Der Knabe überstand alle Gefahren, die seiner Jugend und zarten Konstitution drohten, ohne weiteres, während seiner Pflegemutter ein Kind, ein besonders kräftiges Mädchen, an Scharlach starb. Das Pflegekind Karl aber kam zur Schule und hörte sich die Erklärung, daß er das Kind geschiedener Eltern sei, hochinteressiert, doch völlig ungerührt an.
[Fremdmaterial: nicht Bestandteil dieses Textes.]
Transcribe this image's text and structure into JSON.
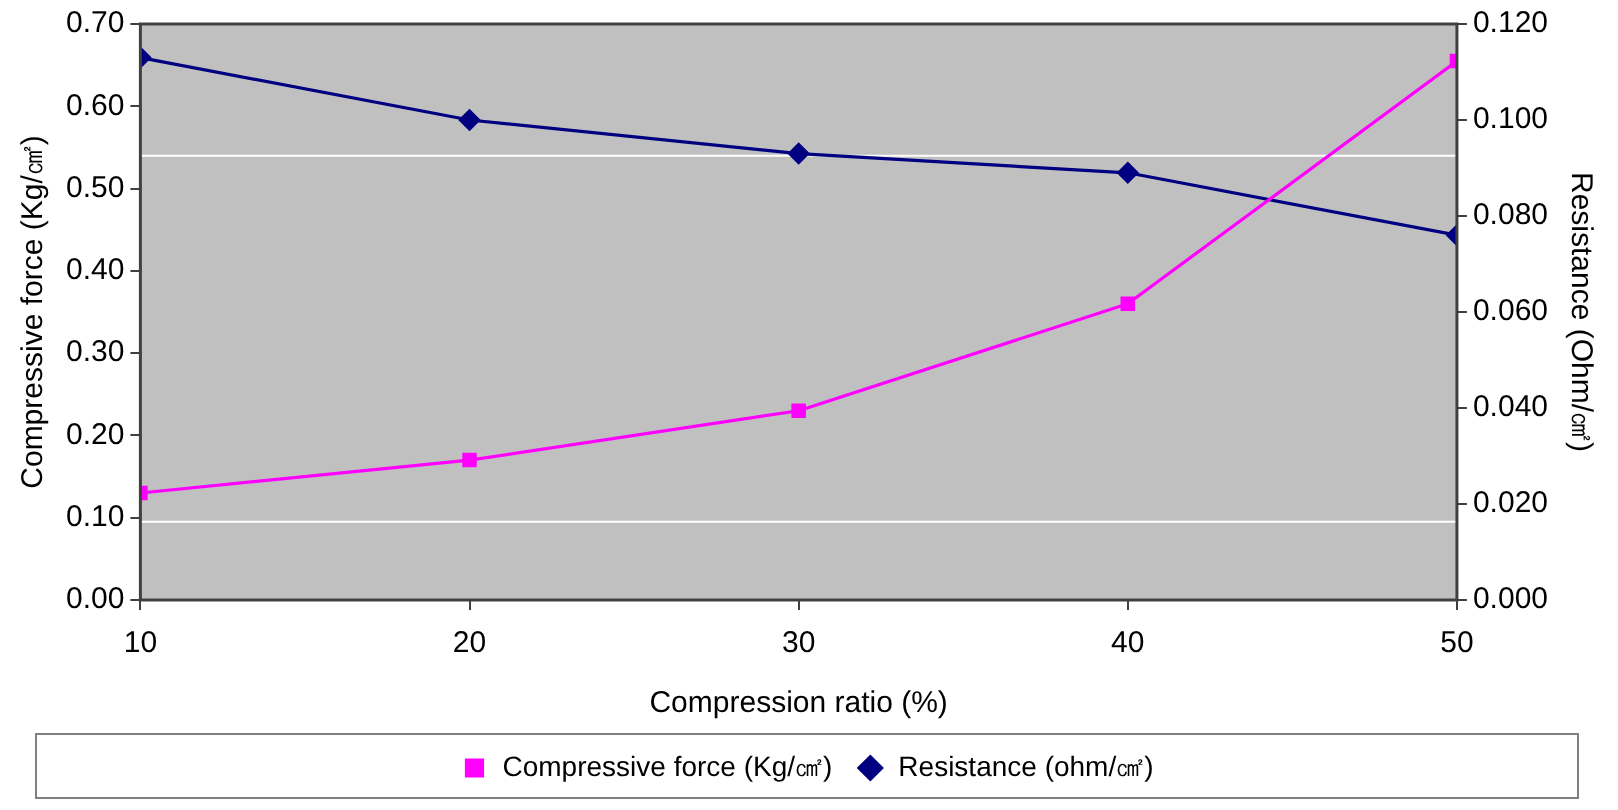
{
  "chart_data": {
    "type": "line",
    "xlabel": "Compression ratio (%)",
    "ylabel": "Compressive force (Kg/㎠)",
    "y2label": "Resistance (Ohm/㎠)",
    "x": [
      10,
      20,
      30,
      40,
      50
    ],
    "xlim": [
      10,
      50
    ],
    "xticks": [
      10,
      20,
      30,
      40,
      50
    ],
    "ylim": [
      0,
      0.7
    ],
    "yticks": [
      {
        "value": 0,
        "label": "0.00"
      },
      {
        "value": 0.1,
        "label": "0.10"
      },
      {
        "value": 0.2,
        "label": "0.20"
      },
      {
        "value": 0.3,
        "label": "0.30"
      },
      {
        "value": 0.4,
        "label": "0.40"
      },
      {
        "value": 0.5,
        "label": "0.50"
      },
      {
        "value": 0.6,
        "label": "0.60"
      },
      {
        "value": 0.7,
        "label": "0.70"
      }
    ],
    "y2lim": [
      0,
      0.12
    ],
    "y2ticks": [
      {
        "value": 0,
        "label": "0.000"
      },
      {
        "value": 0.02,
        "label": "0.020"
      },
      {
        "value": 0.04,
        "label": "0.040"
      },
      {
        "value": 0.06,
        "label": "0.060"
      },
      {
        "value": 0.08,
        "label": "0.080"
      },
      {
        "value": 0.1,
        "label": "0.100"
      },
      {
        "value": 0.12,
        "label": "0.120"
      }
    ],
    "series": [
      {
        "name": "Compressive force (Kg/㎠)",
        "color": "#ff00ff",
        "marker": "square",
        "values": [
          0.13,
          0.17,
          0.23,
          0.36,
          0.655
        ]
      },
      {
        "name": "Resistance (ohm/㎠)",
        "color": "#000080",
        "marker": "diamond",
        "axis": "y2",
        "values": [
          0.113,
          0.1,
          0.093,
          0.089,
          0.076
        ]
      }
    ],
    "ref_lines": [
      {
        "axis": "y",
        "value": 0.54,
        "color": "#ffffff"
      },
      {
        "axis": "y",
        "value": 0.095,
        "color": "#ffffff"
      }
    ],
    "grid": false,
    "legend": "bottom",
    "line_style": "solid"
  }
}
Er war sogar stolz darauf, denn es war etwas Besonderes, das er nur noch mit einem anderen Kinde in der Klasse teilte, und nachdem die Mutter dieses Kindes eine neue Ehe eingegangen war, stellte Lottes Knabe tief befriedigt fest: »Nun bist du so gut wie nicht mehr geschieden – wir sind aber noch richtig geschieden, meine Mutter ist sogar böse mit meinem Vater!« – Dieses Kind fühlte sich keineswegs als »arme Waise«, obwohl er mehr Waise war, als sein verstorbener Bruder, der empfindsame, krauslockige Knabe Hermann es gewesen war.